Victorian furniture (1837-1901) was a melange of many older styles.  In keeping with the people of the time, Victorian era furniture was designed to be imposing and titillated with much carved decoration and lots of ornament.  However, despite this the furniture was also surprisingly comfortable and user friendly.  Rosewood, Oak and Mahogany were the preferred woods of the period.
The Edwardian period (1901-1910) saw the introduction of mass produced furniture.  Still of a good quality, this period saw shameless re-production of many of the older styles, mainly in Mahogany and Oak woods.

There is also a difference in pieces depending in which geographical location they were produced.  Some people yearn for English crafted pieces whilst others adore the intricate, quality pieces created in various other European countries such as France.

Increasingly popular are vintage pieces from the 1950′s and 60′s.

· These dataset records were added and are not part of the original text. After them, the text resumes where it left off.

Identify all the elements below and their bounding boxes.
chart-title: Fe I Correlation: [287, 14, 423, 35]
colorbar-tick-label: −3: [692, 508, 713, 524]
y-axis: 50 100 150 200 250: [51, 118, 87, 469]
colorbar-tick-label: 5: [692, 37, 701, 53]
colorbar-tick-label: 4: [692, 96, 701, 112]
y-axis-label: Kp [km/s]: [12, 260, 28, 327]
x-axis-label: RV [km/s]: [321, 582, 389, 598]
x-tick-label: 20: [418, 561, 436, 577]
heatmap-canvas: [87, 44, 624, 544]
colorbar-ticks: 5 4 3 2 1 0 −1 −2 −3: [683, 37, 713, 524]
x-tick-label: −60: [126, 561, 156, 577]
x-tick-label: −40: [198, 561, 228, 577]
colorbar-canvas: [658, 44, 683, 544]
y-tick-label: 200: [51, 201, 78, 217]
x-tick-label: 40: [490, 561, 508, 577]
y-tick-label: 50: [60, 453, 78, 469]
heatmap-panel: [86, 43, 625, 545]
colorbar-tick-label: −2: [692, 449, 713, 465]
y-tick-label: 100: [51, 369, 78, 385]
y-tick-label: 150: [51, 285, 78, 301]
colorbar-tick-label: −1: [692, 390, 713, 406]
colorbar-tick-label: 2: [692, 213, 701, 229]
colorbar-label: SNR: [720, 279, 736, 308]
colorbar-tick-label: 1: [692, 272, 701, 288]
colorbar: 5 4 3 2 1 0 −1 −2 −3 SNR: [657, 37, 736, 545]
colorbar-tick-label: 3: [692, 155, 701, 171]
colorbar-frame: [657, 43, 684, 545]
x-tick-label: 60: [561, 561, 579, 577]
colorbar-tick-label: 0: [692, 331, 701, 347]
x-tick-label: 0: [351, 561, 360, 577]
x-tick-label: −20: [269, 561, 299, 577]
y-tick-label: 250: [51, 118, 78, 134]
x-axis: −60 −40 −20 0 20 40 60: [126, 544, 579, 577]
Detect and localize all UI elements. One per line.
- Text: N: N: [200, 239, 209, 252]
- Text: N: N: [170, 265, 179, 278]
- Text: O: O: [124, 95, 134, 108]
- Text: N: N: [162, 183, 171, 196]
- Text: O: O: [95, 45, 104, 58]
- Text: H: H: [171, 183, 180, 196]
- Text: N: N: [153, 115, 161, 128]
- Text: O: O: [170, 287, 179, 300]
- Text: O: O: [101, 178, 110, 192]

Retro is very much the in thing right now, with many people clamouring for originals with which to furnish their homes.  You only need to glance in any modern furniture store’s catalogue to see how this era has inspired today’s current styles.

Whatever your favoured style of antique furniture, now is probably one of the best times in recent times in which to make purchases.  With bank interest rates at virtually zero, the canny investor can not only put their money into something which is almost guaranteed to be worth more in the future, but will have a unique and beautiful pieces which can be enjoyed and appreciated each and every day.